Bei der Ruhrbahn hat sich Druck aufgestaut

Streikbereit sind ebenfalls Bus- und Straßenbahnfahrer der Ruhrbahn. „Immer kürzere Pausenzeiten, zusätzliche Belastungen in der Coronazeit, da nutzen modernste Fahrzeuge und Technik kaum, um Stress im fast täglichen Stau abzubauen“, beschreibt Christian Boden (Vertrauensmann bei der Ruhrbahn)

Wie bei den Pflegeberufen sei es auch für den Nahverkehrsbetrieb schwer, neue Fahrerinnen und Fahrer für den Beruf zu begeistern. „Wenn wir jetzt nicht für mehr Entlastung und mehr Lohn kämpfen, ist der Bus abgefahren und der Betrieb wird weiter an uns sparen“, schildert Boden die Stimmung im Betrieb. „Da ist eine Menge Druck drauf.“ Beim angesagten Warnstreik würden nur wenige fahren – wenn überhaupt.

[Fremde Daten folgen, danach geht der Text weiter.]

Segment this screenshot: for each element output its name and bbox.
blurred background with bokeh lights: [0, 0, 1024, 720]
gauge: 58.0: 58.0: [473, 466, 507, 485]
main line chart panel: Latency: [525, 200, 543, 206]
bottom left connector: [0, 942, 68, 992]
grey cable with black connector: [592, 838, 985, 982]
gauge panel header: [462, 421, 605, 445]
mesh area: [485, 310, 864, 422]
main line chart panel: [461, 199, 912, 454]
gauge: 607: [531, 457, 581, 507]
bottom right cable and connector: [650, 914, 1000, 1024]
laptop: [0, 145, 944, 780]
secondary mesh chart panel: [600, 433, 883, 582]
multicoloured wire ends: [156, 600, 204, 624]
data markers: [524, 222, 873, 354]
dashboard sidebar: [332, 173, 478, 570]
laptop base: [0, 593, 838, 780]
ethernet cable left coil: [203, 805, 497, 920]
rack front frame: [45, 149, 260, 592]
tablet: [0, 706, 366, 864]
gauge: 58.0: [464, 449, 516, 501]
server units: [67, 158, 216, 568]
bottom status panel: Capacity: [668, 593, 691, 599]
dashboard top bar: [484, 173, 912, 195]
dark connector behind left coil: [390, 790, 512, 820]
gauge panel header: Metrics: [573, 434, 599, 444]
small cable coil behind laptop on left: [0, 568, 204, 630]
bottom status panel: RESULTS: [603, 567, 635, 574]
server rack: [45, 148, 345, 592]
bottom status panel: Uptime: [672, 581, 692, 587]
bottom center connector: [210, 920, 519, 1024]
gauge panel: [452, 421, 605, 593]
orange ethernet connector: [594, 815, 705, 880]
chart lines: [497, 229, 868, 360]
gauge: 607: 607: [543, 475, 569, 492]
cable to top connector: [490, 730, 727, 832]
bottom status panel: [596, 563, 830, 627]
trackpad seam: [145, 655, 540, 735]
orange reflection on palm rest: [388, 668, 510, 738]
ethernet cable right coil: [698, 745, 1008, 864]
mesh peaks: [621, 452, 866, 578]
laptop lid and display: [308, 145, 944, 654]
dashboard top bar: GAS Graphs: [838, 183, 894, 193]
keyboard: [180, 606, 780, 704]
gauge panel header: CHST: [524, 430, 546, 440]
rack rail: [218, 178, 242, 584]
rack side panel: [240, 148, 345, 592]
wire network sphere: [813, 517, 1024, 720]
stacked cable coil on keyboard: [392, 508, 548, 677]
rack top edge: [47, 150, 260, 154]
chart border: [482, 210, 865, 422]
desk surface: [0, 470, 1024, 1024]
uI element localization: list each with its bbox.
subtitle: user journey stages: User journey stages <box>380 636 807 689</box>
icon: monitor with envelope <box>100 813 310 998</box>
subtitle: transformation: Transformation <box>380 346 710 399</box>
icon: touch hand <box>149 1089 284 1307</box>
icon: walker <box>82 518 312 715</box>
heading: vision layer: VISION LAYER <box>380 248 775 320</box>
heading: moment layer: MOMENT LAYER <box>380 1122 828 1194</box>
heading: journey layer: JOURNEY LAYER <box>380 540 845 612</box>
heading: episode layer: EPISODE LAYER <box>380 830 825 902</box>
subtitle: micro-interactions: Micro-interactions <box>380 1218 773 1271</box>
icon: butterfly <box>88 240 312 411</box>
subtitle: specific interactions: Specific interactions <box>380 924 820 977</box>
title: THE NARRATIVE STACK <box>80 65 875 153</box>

Der Applaus für den Dauereinsatz ist verstummt

Vielschichtige Aufgaben haben die Kolleginnen und Kollegen der Stadtverwaltung zu erledigen. „Wir und andere Bereiche des öffentlichen Dienstes halten den Laden am Laufen. Aber selbst der Applaus für den Dauereinsatz während der Pandemie ist verstummt“, kritisiert Dirk Neubner (Personalratsvorsitzender der Stadt Mülheim) die fehlende Wertschätzung bei Kunden und Arbeitgebern.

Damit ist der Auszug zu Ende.